Here is another excerpt from our forthcoming book, Jurisdiction. In this piece you’ll see how substitutionary atonement fits into the gospel and read a stunning example from Les Miserables:
When providing testimony in court, a witness is required to give direct answers to specific questions. Just like law enforcement professionals are called as witnesses, God has called followers of Christ to bear testimony to the gospel. So what is the gospel?
The gospel is foundational to a Christian worldview. The word originates from the Greek word evangelion, which means good news. Jesus is the good news. Not because He was simply a wise prophet or instructive teacher, but because He was God in the form of man, and sent to atone for the fall of humanity. He was and is the Savior prophesied about in the Old Testament. His perfect life allowed him to be the acceptable sacrifice made on our behalf. His death, burial, and resurrection paid a debt He did not owe, but as imperfect, broken people, we do. This is known as substitutionary atonement written about by both Paul and Peter.
He made Him who knew no sin to be sin on our behalf, so that we might become the righteousness of God in Him (2 Corinthians 5:21).
And He Himself bore our sins in His body on the cross, so that we might die to sin and live to righteousness; for by His wounds you were healed (1 Peter 2:24).
Grace is the result of substitutionary atonement. It accomplishes what moralism promises, but can never deliver: a changed heart. One of the most powerful literary examples of grace comes from Victor Hugo’s Les Miserables. In the story, we meet a common thief, Jean Valjean, who is befriended by an elderly and kind bishop. Valjean responds to the kindness of this bishop by stealing expensive silverware and running away. Once he is apprehended, he is dragged by the police back to the bishop. Then the bishop does the unthinkable:
Ah, there you are!” he cried, looking straight at Jean Valjean. “Am I glad to see you! But, heavens! I gave you the candlesticks too, you know; they are made of silver like the rest and you can get two hundred francs for them, easily. Why didn’t you take them with the cutlery?”
Jean Valjean’s eyes nearly popped out of his head; he looked at the venerable bishop with an expression no human tongue could convey.
“Monseigneur,” said the sergeant, “is what this man said true, then? We saw him hotfooting it out of town. He looked like he was on the run. So we arrested him to be on the safe side. He had all this silver—”
“And he told you,” the bishop broke in with a smile, “that it had been given to him by some old codger of a priest whose place he’d spent the night in? I can see how it looks. So you’ve brought him back here? There has been a misunderstanding”… “My dear friend,” said the bishop [to Jean Valjean], “before you go, here are your candlesticks. Take them.”
He went to the mantelpiece, swept up the two candlesticks, and handed them over to Jean Valjean….Jean Valjean’s whole body was shaking. He took the two candlesticks automatically and with a stricken look on his face.
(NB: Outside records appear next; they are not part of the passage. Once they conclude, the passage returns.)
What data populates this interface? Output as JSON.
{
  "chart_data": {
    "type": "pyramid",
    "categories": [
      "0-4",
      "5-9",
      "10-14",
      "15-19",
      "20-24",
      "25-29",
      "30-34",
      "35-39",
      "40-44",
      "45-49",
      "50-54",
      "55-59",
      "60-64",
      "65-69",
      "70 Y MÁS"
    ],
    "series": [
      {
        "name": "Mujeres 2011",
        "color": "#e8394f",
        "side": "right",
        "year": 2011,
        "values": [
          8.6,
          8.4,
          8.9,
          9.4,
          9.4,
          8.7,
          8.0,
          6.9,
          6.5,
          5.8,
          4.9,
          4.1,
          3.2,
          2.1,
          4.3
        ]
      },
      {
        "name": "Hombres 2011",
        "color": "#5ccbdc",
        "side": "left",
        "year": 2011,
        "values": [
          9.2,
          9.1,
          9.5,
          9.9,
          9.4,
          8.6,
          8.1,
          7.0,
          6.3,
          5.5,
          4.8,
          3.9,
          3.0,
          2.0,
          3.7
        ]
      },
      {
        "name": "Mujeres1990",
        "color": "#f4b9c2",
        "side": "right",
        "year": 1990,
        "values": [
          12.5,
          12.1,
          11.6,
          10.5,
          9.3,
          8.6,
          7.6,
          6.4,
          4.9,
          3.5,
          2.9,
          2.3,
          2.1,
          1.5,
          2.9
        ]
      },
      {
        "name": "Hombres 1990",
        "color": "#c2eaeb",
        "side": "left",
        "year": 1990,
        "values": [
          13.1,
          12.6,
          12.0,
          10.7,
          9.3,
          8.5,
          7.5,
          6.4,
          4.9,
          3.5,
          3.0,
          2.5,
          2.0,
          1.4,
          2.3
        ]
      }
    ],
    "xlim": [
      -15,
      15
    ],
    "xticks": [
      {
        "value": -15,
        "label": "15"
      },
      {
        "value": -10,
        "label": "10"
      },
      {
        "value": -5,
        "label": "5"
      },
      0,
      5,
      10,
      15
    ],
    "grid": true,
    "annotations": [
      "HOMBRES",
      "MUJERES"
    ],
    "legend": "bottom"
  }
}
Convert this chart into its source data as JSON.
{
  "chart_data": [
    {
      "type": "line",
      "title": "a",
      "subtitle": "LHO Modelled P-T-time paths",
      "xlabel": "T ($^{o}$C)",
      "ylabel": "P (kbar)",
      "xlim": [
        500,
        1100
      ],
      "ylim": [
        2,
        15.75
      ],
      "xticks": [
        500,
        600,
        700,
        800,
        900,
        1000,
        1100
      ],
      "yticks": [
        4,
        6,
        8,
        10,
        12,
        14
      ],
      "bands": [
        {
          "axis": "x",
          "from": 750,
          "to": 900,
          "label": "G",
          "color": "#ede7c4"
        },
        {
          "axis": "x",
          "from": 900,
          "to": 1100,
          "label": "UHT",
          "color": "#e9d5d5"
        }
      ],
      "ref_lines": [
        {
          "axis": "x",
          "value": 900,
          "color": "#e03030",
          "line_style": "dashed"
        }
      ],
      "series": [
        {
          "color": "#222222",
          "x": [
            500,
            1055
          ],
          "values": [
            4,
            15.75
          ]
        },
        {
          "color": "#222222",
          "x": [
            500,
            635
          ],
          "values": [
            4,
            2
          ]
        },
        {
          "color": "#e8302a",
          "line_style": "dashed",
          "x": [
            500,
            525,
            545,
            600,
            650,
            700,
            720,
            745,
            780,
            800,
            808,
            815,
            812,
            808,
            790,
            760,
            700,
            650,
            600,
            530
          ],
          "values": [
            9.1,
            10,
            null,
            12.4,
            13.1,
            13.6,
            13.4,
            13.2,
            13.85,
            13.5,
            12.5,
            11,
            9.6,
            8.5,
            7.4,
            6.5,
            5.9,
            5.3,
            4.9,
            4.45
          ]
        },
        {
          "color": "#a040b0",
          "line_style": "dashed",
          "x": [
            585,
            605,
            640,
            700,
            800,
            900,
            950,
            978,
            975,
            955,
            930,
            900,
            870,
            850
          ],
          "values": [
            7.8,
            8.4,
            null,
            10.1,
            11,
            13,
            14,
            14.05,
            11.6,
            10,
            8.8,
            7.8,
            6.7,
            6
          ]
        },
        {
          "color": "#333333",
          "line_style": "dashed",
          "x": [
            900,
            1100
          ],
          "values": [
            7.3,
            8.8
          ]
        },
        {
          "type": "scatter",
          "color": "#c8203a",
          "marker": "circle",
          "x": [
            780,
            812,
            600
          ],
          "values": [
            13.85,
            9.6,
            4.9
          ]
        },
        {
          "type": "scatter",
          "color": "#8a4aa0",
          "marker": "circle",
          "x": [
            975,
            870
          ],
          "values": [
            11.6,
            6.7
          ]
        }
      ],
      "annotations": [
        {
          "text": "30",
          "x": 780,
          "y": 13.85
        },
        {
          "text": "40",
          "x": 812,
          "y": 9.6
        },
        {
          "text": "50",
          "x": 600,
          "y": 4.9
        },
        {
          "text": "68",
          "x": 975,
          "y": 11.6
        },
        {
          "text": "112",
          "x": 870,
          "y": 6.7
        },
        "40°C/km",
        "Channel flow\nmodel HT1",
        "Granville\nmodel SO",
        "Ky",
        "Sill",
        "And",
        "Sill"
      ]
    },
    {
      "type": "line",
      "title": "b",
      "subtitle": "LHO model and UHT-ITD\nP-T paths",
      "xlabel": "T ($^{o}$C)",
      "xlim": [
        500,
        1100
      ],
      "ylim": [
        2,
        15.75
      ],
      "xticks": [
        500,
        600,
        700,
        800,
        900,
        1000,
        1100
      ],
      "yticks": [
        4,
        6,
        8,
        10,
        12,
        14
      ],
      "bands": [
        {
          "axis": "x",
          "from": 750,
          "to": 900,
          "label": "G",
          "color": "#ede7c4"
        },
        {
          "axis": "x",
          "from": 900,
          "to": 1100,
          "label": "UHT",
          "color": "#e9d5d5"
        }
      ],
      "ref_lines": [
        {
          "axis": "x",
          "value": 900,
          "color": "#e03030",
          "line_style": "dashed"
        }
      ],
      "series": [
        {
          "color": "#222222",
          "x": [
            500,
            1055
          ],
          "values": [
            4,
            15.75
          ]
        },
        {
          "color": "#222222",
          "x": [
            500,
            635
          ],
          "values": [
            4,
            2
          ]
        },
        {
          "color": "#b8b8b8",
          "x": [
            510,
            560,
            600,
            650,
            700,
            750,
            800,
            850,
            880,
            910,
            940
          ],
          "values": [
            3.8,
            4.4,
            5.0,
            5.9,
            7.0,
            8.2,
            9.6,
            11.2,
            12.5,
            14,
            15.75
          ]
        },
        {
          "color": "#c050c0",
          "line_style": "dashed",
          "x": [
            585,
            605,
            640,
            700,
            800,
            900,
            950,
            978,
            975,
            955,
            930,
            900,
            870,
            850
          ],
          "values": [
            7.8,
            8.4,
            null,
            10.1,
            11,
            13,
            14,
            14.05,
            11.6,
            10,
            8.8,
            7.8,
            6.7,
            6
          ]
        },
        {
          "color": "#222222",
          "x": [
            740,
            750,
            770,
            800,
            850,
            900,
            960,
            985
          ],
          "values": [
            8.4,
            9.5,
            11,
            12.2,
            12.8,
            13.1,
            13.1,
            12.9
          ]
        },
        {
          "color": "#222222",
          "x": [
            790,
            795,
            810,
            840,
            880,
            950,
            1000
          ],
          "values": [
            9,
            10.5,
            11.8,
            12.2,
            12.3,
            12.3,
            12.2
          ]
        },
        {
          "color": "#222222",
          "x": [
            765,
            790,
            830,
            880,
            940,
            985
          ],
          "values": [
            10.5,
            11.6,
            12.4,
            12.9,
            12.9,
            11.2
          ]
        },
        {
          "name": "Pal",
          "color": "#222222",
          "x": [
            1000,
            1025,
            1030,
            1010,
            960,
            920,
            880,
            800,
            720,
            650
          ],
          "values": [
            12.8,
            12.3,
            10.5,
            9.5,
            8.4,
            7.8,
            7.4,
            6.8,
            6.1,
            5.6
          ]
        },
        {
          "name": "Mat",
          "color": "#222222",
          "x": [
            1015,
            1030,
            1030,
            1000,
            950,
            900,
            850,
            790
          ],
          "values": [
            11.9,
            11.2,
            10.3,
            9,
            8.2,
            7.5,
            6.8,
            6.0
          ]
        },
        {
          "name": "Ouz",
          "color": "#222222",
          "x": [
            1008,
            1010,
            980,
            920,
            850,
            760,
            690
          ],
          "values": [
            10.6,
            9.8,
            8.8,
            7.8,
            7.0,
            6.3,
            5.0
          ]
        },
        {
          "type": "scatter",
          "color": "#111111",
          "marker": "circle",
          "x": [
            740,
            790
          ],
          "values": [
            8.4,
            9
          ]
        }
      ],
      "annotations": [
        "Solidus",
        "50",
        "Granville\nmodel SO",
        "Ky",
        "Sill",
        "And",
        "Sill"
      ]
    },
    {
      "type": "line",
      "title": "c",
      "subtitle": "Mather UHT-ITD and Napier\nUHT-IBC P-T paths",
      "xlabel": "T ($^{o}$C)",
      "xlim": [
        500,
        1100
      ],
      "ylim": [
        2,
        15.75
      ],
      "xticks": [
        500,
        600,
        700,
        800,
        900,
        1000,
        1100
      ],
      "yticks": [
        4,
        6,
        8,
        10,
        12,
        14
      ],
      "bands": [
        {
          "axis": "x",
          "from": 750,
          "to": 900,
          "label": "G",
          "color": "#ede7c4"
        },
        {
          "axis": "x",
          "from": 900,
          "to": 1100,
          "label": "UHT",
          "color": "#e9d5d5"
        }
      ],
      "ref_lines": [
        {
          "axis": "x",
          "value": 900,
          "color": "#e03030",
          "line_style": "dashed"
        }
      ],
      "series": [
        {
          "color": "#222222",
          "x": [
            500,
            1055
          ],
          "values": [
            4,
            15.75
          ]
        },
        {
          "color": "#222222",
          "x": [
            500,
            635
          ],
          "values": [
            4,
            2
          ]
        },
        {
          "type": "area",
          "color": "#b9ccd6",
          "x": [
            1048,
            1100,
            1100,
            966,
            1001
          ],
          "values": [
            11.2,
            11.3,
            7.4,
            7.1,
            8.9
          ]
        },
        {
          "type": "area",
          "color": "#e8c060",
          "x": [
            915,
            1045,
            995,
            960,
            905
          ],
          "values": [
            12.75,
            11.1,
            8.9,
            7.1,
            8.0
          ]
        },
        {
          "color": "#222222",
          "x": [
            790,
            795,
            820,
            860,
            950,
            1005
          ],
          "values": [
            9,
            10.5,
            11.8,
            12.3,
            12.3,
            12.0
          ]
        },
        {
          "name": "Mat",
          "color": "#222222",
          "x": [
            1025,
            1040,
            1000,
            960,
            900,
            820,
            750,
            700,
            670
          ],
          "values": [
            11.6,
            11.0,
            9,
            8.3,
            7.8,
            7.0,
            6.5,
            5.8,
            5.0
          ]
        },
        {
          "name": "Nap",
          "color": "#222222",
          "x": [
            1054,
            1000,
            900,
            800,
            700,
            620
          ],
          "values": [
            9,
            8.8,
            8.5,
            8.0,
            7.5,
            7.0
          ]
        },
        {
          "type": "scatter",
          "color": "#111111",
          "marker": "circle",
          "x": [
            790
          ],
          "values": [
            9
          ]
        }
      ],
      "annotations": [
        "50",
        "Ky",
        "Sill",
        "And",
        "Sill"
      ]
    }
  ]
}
“Now,” said the bishop, “go in peace.”
Jean Valjean leaves the bishop’s house, stunned by the grace being shown to him:
He did not recognize himself. He could not make sense of what was happening to him. He steeled himself against the old man’s angelic act and against his gentle words…He defended himself against such heavenly forgiveness by means of pride, which is like a stronghold of evil inside us.